Long Live Evil Is a Deliciously Subversive Celebration of Everything We Love About Fantasy Romance
Fantasy is all the rage right now in publishing — with or without a dash of romance at its center. From epic adventures and fierce heroines to unexpected love stories and fascinating worldbuilding, we’re all obsessed, and with good reason. But, even the most hardcore of fantasy lovers have to admit that the whole genre can sometimes be a little bit much, what with all the fated destinies, complicated prophecies, magical swords, and world-threatening forces of darkness. This is a big part of the reason why Sarah Rees Brennan’s adult debut, Long Live Evil, feels like such a breath of fresh air.
An epic adventure that is both a love letter to and a subversive send-up of the genre as a whole, it pokies gleeful fun at its most ridiculous tropes even as it embraces the very elements that have helped rocket fantasy to the top of virtually every publishing chart. It is pointed and hilarious, sincere and heartfelt by turns, building a fictional world that will feel familiar to readers but that takes narrative swings that are all its own. And, not for nothing, it’s genuinely one of the most unabashedly fun books that have hit shelves in recent months, briskly paced, often deeply silly, and self-aware in all the best ways.
Long Live Evil follows the story of Rae, a terminally ill young woman dying of cancer who is trying to come to terms with the things she’ll leave behind. Like her younger sister Alice, who spends most of her time reading their favorite fantasy series aloud at Rae’s bedside. In the melodramatic Time of Iron, characters are thinly drawn stereotypes with big destinies, from its woobie-fied bad boy hero who comes straight from the school of fictional characters inspired by Kylo Ren to its long-suffering heroine who isn’t given the chance to do much besides live her life on others’ terms. But when a mysterious stranger offers her the chance to change her fate, Rae is thrust into the world of her favorite novel, where she’ll have to track down a fictional McGuffin known as the Flower of Life and Death to save her life in the real world.
Once in the magical kingdom of Eyam, Rae is transformed into Rahela Domitia, the wicked stepsister of the story’s heroine. She’s dropped into the story mere pages before Rahela, known as the Beauty Dipped in Blood, is meant to be executed and must scramble to figure out a way to save herself, and avoid death in both worlds.
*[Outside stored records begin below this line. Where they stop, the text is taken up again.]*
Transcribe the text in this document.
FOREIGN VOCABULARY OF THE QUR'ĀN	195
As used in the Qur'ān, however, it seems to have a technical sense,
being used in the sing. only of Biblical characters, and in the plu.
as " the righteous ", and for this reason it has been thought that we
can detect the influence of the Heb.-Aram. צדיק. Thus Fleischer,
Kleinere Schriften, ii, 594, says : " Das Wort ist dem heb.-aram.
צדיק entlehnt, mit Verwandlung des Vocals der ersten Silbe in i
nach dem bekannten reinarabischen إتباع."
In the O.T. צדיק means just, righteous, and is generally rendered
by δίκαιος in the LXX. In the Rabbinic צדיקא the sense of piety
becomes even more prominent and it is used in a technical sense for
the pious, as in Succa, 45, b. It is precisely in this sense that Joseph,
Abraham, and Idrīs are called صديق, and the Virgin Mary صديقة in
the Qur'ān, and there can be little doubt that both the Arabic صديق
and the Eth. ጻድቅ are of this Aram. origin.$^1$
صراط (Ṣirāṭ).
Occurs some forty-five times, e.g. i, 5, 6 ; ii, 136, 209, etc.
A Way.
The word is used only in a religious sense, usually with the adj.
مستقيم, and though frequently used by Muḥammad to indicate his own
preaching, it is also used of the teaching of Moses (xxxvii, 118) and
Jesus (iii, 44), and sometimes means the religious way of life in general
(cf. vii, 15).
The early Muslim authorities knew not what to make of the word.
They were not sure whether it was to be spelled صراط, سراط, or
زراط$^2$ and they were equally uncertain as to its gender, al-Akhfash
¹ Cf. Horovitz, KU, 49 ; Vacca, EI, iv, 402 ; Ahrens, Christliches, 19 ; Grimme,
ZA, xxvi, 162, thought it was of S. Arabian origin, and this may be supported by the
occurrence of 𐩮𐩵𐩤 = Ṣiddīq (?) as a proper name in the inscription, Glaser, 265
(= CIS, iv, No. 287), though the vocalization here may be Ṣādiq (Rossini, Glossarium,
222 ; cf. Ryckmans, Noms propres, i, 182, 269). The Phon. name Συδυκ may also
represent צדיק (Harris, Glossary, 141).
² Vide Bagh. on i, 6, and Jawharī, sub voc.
As Rae wonders at being part of the plot she knows so well, she gleefully embraces the role of a fictional femme fatale, using everything from Rahela’s impossibly sumptuous physique to her sharp tongue to her advantage. But as she collects a squad of willing minions and finds herself more fully involved in the lives of people she wants to insist are just words on a page, Rae finds herself more attached to many aspects of this fantasy world than she ever expected.
Brennan leans hard into the most extravagant tendencies of the fantasy genre, giving her Time of Iron characters ridiculous sobriquets like The Last Hope, the Pearl of the World, or the Iron Maiden and skewering the stereotypical roles and scenes they’re forced to play throughout the story. Yet, she also brings the characters within the world of Eyam to such vivid and three-dimensional life that it’s hard not to find yourself as invested in their stories as you are in Rae’s success.
From the charmingly nameless brothel owner called the Golden Cobra to the uber-violent and gleefully murderous guard known only as Key to the stoic knight referred to as the Last Hope, Brennan takes straightforward fantasy stereotypes and colors them in vivid shades of grey, giving them genuine depth and agency in a way that’s a delight to watch unfold. Their stories are not all happy ones—and some of them are more aware of the limited roles they’re meant to fulfill in Eyam society than others—but the secondary TIme of Iron subplots are often as compelling and meaningful as anything involving Rae’s quest to return home. (Eric + Marius forever, IYKYK.)
Though some readers will likely find Rae’s use of contemporary slang and internet speak grating, the dialogue is often laugh-out-loud funny, and occasionally laced with surprisingly deep truths about agency and free will. (If we’re all just stories in the end, then who’s in charge of the writing of them if not humanity ourselves?) The surprising twists—as well as the way Rae’s presence alters the events she believed herself to be familiar with—-are frequent and well thought out, even as they follow the familiar beats of the sort of genre story this book within a book is telling. The end result is something that feels genuinely fresh and original, a reimagining that longtime fantasy readers will—and—should devour.
Long Live Evil is available now wherever books are sold.